India’s National Stock Exchange (NSE) has blamed failover logic and configuration issues from its Storage Area Network (SAN) vendor for an outage last month.
On February 24, the NSE went down, halting trading for several hours, with the NSE saying both of its telecoms suppliers were having issues.
After a root-cause analysis, the company says the disruption to its two telecoms links was caused by digging and construction activity between its primary and secondary facilities, but undocumented failover logic that did not meet specified requirements caused availability issues leading to numerous services such as clearing & settlement unable to operate.
Undocumented SAN failover logic leads to outage
In a statement posted to its site explaining the cause of the outage, NSE said it operates its primary data center is in the Bandra Kurla Complex in Mumbai, a ‘Near Disaster Recovery’ (NDR) site nearby in Kurla, and a disaster recovery (DR) site in Chennai. The replication to the NDR site is designed such that in the event of the links between primary and NDR being disrupted, the primary continues operations without any direct effect, and operations had continued without interruption during previous link failures.
On the date of the outage, NSE said it had “instability in links” from both service providers primarily due to digging and construction activity along the path between the two sites.
However, instead of operations failing over as planned, the NSE reportedly saw “unexpected behavior” from its Storage Area Network (SAN) system. The primary SAN became inaccessible to the host servers, resulting in the risk management system of NSE Clearing and other systems such as clearing and settlement, index, and surveillance systems becoming unavailable.
NSE says subsequent incident analysis showed that the problem was caused by failover logic and configuration implemented by the vendor which “did not conform to NSE’s stated design requirements.”
“The SAN system at the primary data center stopped functioning, which was completely unexpected. The specific failure logic used by the vendor is not documented, was not communicated to NSE, and was not appropriate for NSE’s setup. The resultant SAN failure led to the incident on February 24th.”
Going forward, the NSE says “various steps” are under implementation to address the SAN and telecom link issues, including orders for two additional telecom provider links, removal of the unnamed SAN software, and solutions to ‘de-risk dependency of critical applications to a single storage device.’

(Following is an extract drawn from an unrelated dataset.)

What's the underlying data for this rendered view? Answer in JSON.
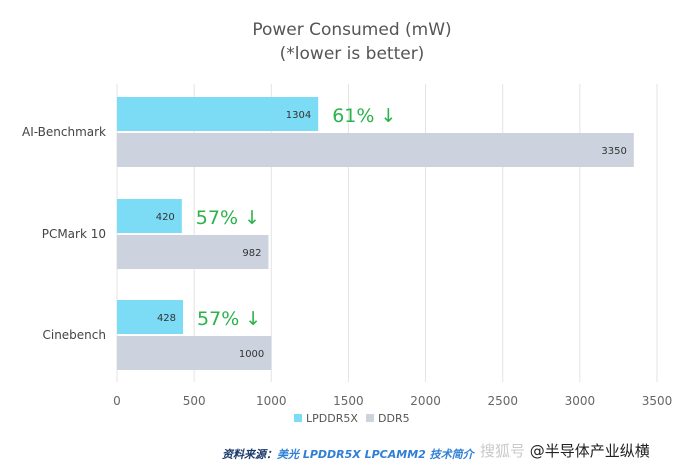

The exchange also said it has “a strong technology governance process in place” and invests heavily in its technology infrastructure on a continuous basis.
“Over the last 3-4 years, NSE has almost tripled its annual cash spend on capital and operational expenses on technology to approximately Rs. 900 crores,” the company said in a statement.
“NSE regularly tests its DR readiness in line with SEBI regulations wherein quarterly drills are conducted and live trading sessions from DR site are conducted twice a year.”
India’s market regulator The Securities and Exchange Board of India (SEBI) says it has seen the root cause analysis and will be undertaking a number of monitoring and failover/Disaster Recovery tests, as well as making further investigations over the outage.